日本では0歳児を除く子どもの死因の第1位は交通事故・窒息・溺水などの不慮の事故であり、その死因は他の先進諸国と比較しても高率です。少子化が問題とされる日本において子どもの健康育成は大きな社会問題となります。しかし、日本では系統建てられた事故防止の取り組みは始められたばかりというのが現状だそうです。事故防止策を考える際には子どもの年齢・発育発達段階を踏まえた指導や取り組みが必要となってきます。たとえば、0歳児ではベッド内での窒息が多くなっていることからふかふかの布団で赤ちゃんの口を塞ぐことがないようになどの指導が必要になってきます。さらに、1〜14歳では交通事故が多くなっていることから道路への飛び出しや自転車の乗り方等の年齢に応じた指導が必要になってきます。

アメリカの子どもの死因は事故死が最も多く日本と変わりませんが、アメリカでは州によって様々な法整備がなされていたり、学校で事故防止の取り組みが行われています。また、事故防止のグッズなども多く開発されているそうです。
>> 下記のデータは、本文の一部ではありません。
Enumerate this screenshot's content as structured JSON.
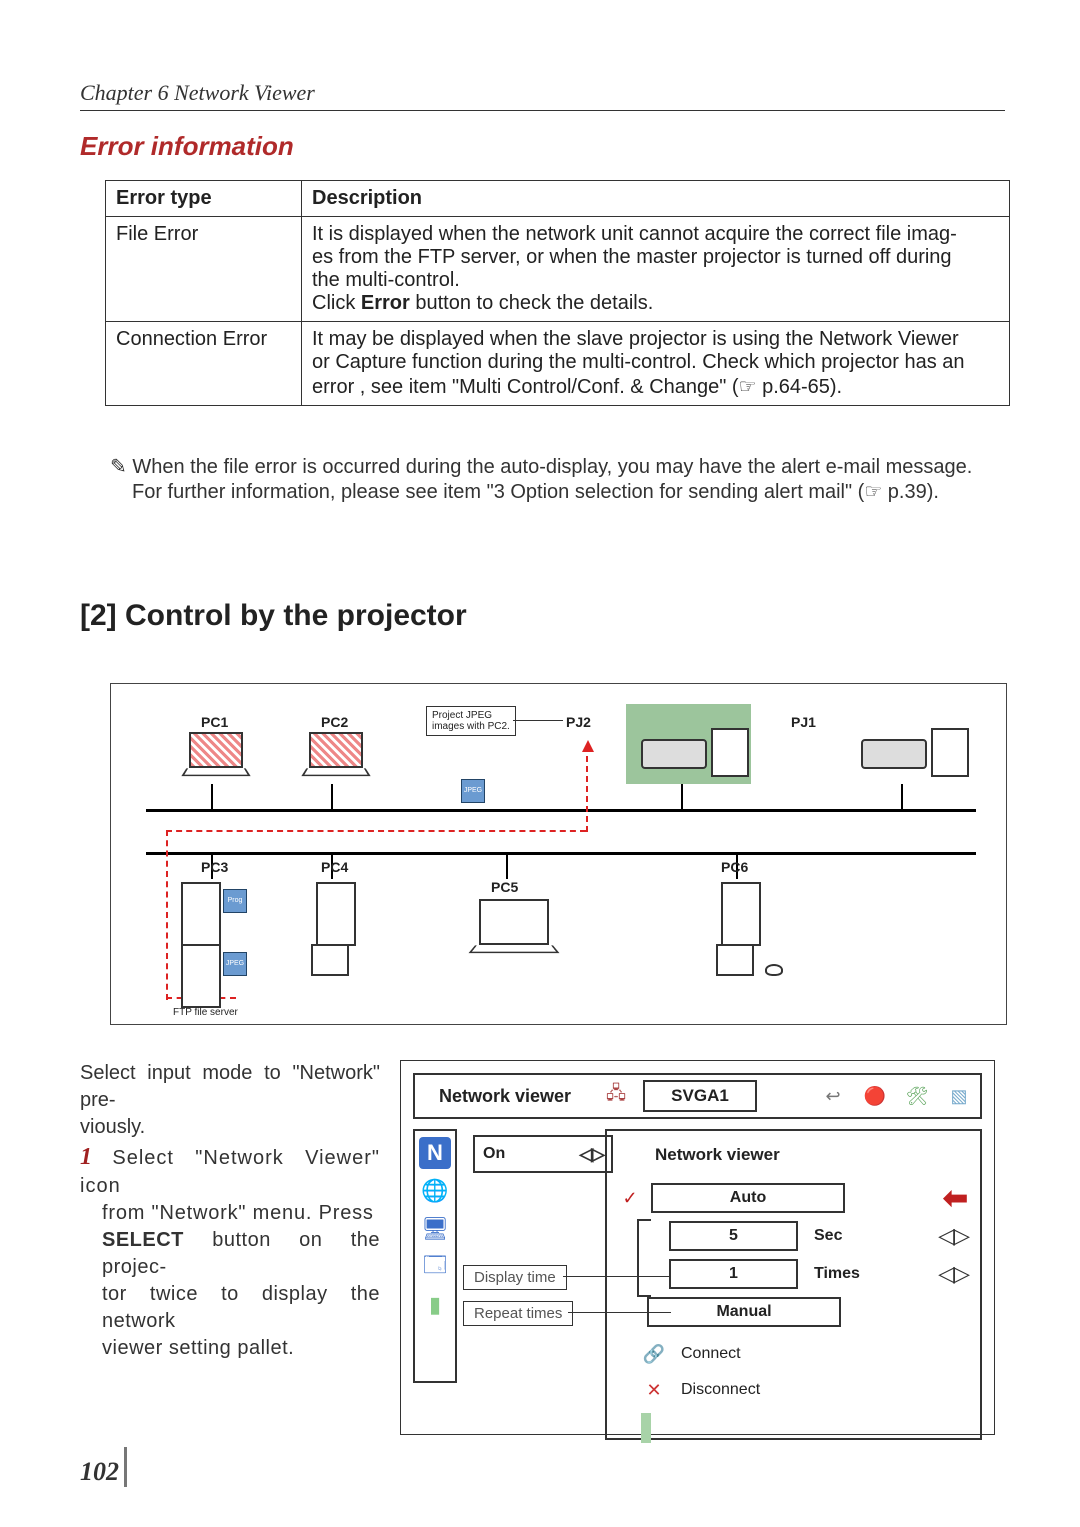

内山先生によると、予防可能な不慮の事故により命を失うことは、国の労働力・保険財政そして経済力に大きな影響を及ぼすことになります。そのため、事故防止に関する一般知識を広めることや事故防止の環境整備そして事故防止の教育カリキュラムの作成などが今後の課題になるとこのことでした。さらに先生は子どもの性格と事故に関してやスポーツ事故に関心をお持ちで今後、研究を進めていくとのことでした。内山先生の大変興味深いお話しに引き込まれてしまい、時間が経つのを忘れてしまいました。内山先生、そしてご参加いただきました教職員・学生のみなさまありがとうございました。